Es una sonrisa curiosa la del compañero Charles. Ha perdido casi todos sus dientes delanteros durante un bombardeo aéreo, lo que, debo añadir para su disculpa, no ayuda nada a su dicción. Aunque siempre va mal vestido y lo que dice resulta incomprensible para la mayoría, de todos es quien siempre logra tranquilizarme más. ¿Será por la sabiduría que parece ir siempre con él? ¿Por su determinación, su energía, su alegría de vivir? ¿Por cómo consigue, aun siendo tan joven, ser adulto? Ha vivido ya mucho el amigo Charles. En Polonia, lo detuvieron porque su padre era obrero y él, comunista. Pasó varios años en chirona. Una vez fue liberado, se fue, como algunos compañeros, a hacer la guerra en España con Marcel Langer. De Lodz a los Pirineos, el viaje no era fácil, sobre todo cuando no se tienen ni papeles, ni dinero. Me gusta escucharlo cuando evoca su travesía por la Alemania nazi.
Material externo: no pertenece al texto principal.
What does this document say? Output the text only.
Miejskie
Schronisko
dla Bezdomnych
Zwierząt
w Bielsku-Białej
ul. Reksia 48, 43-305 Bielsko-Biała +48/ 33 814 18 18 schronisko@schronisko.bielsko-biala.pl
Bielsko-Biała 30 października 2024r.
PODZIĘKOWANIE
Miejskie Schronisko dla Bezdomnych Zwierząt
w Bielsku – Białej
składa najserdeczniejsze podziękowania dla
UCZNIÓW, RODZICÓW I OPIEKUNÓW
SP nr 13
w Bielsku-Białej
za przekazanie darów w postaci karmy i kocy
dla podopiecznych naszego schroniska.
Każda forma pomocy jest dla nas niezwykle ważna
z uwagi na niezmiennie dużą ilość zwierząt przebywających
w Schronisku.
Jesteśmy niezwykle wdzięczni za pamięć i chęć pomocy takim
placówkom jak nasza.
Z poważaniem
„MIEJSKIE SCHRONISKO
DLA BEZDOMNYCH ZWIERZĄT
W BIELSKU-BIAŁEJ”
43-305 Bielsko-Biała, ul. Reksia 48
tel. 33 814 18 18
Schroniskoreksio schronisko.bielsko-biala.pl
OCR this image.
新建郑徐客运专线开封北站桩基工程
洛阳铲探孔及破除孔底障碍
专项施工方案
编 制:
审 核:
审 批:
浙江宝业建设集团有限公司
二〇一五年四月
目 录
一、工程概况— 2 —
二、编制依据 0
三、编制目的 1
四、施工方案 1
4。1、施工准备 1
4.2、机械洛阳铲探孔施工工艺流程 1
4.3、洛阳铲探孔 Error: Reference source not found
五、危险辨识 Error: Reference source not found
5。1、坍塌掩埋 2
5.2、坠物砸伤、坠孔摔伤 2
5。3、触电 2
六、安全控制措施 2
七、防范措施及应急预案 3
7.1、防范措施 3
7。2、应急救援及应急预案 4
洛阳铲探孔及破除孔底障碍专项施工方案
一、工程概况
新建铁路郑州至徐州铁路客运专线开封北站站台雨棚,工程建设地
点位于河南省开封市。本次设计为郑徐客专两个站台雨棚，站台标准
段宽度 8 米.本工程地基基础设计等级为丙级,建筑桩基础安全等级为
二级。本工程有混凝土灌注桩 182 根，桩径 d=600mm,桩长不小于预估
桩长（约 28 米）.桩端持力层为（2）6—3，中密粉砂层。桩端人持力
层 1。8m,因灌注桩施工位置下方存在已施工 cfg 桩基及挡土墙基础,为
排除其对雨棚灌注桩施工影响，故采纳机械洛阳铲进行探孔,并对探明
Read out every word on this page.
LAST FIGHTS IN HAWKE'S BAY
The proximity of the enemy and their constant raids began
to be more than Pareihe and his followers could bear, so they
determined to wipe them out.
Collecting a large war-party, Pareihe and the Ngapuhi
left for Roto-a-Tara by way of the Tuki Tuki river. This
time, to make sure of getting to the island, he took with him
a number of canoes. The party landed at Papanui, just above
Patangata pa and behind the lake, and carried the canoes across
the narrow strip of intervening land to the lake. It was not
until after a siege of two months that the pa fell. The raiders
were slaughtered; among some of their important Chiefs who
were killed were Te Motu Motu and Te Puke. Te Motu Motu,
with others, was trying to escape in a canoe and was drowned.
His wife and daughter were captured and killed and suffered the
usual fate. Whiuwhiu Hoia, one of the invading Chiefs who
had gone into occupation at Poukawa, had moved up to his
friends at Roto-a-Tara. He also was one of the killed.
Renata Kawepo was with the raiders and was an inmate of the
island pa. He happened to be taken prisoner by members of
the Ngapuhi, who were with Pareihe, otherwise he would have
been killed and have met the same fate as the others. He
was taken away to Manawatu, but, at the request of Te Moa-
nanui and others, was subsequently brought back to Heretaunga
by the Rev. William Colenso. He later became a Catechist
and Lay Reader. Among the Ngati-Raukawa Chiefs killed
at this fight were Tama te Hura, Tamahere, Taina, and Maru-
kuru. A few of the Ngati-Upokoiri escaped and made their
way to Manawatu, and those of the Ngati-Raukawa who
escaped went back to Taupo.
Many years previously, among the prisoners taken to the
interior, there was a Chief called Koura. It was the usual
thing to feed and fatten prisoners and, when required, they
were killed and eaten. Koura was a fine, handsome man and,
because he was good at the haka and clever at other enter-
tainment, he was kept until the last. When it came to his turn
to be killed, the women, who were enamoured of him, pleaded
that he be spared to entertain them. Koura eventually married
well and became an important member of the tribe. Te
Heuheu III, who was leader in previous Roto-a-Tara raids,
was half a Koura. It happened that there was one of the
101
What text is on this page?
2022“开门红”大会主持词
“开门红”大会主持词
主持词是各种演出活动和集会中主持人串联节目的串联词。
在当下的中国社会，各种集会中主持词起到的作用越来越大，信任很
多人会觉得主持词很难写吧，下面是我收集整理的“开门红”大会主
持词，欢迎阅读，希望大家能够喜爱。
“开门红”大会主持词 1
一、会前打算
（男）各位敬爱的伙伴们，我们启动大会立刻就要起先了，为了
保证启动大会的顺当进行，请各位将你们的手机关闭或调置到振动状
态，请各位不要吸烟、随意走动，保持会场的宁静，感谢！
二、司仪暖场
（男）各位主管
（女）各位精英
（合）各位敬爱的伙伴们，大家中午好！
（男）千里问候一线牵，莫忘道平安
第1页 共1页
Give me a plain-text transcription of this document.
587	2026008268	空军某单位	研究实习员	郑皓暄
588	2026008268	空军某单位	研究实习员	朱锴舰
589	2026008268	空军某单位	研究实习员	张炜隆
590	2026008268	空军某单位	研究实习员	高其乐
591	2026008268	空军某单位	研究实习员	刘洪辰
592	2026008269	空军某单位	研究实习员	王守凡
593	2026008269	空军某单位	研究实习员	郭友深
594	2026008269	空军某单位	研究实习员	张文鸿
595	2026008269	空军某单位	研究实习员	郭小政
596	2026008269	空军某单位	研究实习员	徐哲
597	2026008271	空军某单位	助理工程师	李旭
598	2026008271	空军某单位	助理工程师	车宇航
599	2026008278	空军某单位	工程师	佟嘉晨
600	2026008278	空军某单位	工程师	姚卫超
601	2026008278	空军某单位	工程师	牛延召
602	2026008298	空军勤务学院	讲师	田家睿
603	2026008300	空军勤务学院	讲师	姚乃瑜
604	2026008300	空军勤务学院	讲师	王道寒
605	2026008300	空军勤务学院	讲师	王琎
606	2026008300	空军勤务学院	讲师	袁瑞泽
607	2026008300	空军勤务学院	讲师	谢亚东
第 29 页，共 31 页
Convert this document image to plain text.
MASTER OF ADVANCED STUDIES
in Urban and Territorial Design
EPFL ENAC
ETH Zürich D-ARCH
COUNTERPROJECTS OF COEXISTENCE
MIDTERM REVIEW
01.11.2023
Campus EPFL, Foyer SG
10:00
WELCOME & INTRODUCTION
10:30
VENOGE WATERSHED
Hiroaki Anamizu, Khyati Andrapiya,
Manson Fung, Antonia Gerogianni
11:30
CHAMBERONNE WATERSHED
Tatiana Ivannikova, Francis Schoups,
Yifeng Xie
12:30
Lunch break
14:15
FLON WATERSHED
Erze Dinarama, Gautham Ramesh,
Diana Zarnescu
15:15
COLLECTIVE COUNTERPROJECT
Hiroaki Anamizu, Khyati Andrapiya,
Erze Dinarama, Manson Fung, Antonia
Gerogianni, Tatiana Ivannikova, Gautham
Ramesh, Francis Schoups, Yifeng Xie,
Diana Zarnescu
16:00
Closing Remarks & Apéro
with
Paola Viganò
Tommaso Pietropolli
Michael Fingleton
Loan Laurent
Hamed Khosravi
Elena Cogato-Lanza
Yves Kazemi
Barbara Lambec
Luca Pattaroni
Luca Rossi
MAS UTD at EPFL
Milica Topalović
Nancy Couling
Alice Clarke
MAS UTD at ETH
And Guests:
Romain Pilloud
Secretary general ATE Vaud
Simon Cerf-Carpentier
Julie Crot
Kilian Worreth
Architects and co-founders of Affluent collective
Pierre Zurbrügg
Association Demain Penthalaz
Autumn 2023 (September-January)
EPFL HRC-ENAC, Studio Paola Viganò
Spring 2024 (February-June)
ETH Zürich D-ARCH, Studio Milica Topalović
No era la primera vez que le pedía que me explicara su historia. Charles lo sabe bien, pero hablar un poco de su vida era una manera de practicar su francés y de darme un gusto, de manera que se sienta en una silla y se desatan bajo su lengua palabras de todos los colores.

Iba en un tren sin billete y, con su descaro característico, se la había jugado instalándose en primera clase, en un compartimento atiborrado de hombres de uniforme y oficiales. Se había pasado el viaje charlando con ellos. A los militares les había parecido más bien simpático y el revisor se había guardado muy bien de pedir la identificación a nadie allí. Al llegar a Berlín, incluso le indicaron cómo cruzar la ciudad y llegar a la estación de la que salían los trenes que iban a Aixla-Chapelle. Había ido a París después, luego hasta Perpignan en coche y, por último, había cruzado las montañas a pie. Al otro lado de la frontera, otros autocares conducían a los combatientes hasta Albacete, para llevarlos a la batalla de Madrid con la brigada de los polacos. Después de la derrota, junto a miles de refugiados, cruzó los Pirineos en dirección contraria y llegó a la frontera donde lo recibieron los gendarmes, quienes lo llevaron al campo de internamiento de Vernet.

– Allá dedicaba a cocinar para prissioners, ¡et tout le monde había su racción diaria! -decía no sin cierto orgullo.

En total, pasó tres años detenido, hasta que huyó. Recorrió a pie doscientos kilómetros hasta llegar a Toulouse.

No es la voz de Charles lo que me tranquiliza, es lo que me cuenta. En su historia hay un ápice de esperanza que da sentido a mi vida. Yo también quiero tener conmigo esa suerte en la que quiero creer. ¿Cuántos otros habrán renunciado? Charles no se declararía prisionero ni siquiera de espaldas contra la pared. Se tomaría el tiempo necesario para encontrar el modo de rodearlo.